Sabtu, 9 Oktober 2021
Akhirnya wisuda... Alhamdulillah...
Lega? Tentu, tak perlu ditanya. Legaaaa. Akhirnya selesai juga perkuliahan untuk magister. Dari sisi perfeksionis perempuan ini, kelulusan ini mengecewakan. Sangat. Bagaimana tidak? Hasil dan lama studi sudah jelas jauh di bawah standarnya (dan memang standarnya agak di luar nalar). Jangan tanya perihal sejumlah keruwetan yang harus dilalui, mulai dari drama keluar masuk IGD, scholarship yang harus dilepas, ganti pembimbing, ganti bidang tesis, sampai beberapa kali ganti judul . Belum lagi drama dari proposal hingga sidang tesis. Hahaha. Pokoknya, tidak ada yang sesuai dengan keinginan si picky ini.
Lalu, apa lagi? Kan yang penting beres? Iya.
Seandainya sesederhana itu..
Pagi wisuda, semua baik-baik saja. Masih dengan segala keribetan wisuda walaupun dilaksanakan secara daring. Seharian dihujani ucapan selamat. Suami membawakan buket bunga yang cantik dan selempang bertuliskan nama dan gelar baru. Semua baik-baik saja. Tapi malamnya, sesak menjalar ke seluruh dada diiringi tangis, karena merasa kosong, seperti ada yang hilang dari diri. I felt like something has been taken away from me, forcefully.

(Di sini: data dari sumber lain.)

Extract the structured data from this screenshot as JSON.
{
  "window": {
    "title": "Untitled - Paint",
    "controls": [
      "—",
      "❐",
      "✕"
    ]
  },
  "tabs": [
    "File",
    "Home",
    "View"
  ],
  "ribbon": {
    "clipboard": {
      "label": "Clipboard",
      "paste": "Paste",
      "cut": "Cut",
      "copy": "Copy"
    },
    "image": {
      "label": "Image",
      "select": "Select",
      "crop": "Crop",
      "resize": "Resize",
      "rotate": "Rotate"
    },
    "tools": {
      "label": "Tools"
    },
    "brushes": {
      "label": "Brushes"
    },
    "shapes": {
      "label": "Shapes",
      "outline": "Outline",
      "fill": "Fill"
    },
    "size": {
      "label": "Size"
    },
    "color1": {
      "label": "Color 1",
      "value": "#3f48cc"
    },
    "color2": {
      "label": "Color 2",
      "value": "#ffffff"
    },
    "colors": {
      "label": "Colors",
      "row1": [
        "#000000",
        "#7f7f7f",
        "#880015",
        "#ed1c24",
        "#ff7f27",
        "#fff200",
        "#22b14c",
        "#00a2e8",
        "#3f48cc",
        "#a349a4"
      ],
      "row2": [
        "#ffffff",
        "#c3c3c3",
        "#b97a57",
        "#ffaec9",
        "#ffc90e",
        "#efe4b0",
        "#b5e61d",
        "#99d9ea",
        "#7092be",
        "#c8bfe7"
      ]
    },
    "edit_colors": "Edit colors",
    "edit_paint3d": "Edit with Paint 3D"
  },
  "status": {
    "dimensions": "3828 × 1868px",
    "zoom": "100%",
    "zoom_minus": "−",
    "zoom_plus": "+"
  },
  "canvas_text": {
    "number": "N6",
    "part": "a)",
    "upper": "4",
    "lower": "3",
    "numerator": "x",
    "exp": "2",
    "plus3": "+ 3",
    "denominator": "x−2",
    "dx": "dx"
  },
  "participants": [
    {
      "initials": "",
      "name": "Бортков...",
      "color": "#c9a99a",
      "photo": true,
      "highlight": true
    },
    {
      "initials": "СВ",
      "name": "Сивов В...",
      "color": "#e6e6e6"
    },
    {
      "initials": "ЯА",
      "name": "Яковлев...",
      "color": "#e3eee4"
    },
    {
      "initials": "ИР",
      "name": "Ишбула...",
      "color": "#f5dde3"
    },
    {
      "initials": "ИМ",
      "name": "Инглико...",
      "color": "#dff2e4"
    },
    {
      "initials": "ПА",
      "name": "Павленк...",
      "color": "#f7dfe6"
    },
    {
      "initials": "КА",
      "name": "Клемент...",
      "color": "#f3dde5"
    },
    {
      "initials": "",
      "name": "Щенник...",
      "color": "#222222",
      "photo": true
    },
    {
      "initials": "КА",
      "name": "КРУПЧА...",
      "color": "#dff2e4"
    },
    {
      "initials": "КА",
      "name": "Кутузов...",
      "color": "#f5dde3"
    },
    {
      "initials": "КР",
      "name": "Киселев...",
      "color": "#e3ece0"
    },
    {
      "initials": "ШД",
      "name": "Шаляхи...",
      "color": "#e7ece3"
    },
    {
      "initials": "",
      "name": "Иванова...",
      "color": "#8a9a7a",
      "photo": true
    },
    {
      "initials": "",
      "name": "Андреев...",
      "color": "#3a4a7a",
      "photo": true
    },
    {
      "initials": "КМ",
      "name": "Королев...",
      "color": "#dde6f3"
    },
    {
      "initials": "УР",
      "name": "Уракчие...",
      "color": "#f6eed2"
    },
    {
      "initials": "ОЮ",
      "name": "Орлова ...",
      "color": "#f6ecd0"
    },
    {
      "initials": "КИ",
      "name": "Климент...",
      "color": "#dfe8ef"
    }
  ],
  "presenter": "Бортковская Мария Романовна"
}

Ketika melihat kembali ke belakang, I do feel proud of my self, really. Toga hitam itu bukan hanya sekadar penanda studi formal yang telah usai, namun juga menjadi pengingat atas apa yang telah terjadi selama prosesnya. Untuk saya, perjalanan studi lanjutan ini bukan hanya tentang menambah ilmu, memperluas pandangan, bertemu orang-orang hebat, namun tentang bagaimana mengenal sisi lain diri yang tidak pernah diketahui kehadirannya, kemudian menerima dan merangkulnya dengan hangat. I did great, and I know it. Still, it kills me inside while I have reached the finish line.
Post-grad depression.
Sebuah istilah yang bahkan baru diketahui ada setelah menangisi wisuda berhari-hari. Iya, ada manusia yang setelah wisuda malah menangis berhari-hari, bukannya tertawa bahagia karena lepas dari status mahasiswa. Hahaha. Post-grad depression bukan istilah medis maupun diagnosa resmi, tapi merujuk pada kondisi depresi yang terjadi pada wisudawan setelah wisuda. Yes, you read it right, depresi setelah wisuda. Butuh waktu beberapa minggu untuk coping dengan situasi sampai akhirnya membaik.
Selesai? Belum.
Setelah banyak waktu dihabiskan untuk riset mandiri dan coping, didapati bahwa... manusia satu ini terkena post-grad blues karena meninggalkan kehidupan akademik. Bahwa berkutat dengan textbook dan jurnal, puluhan sesi diskusi ilmiah, duduk di kelas dan mendengarkan kuliah adalah sumber energi perempuan ini. Tak heran, begitu kuliah selesai, rasa hangat dalam diri lenyap, berganti dingin dan hampa. Lalu, untuk menenangkan otak yang tiap sebentar menuntut makanannya, maka webinar, self-study, reading list masuk dalam daftar to-do-list wajib. Harap dicatat, semua itu hanya side dish.
Makanan utamanya?
Tentu saja kembali merasakan atmosfir kampus.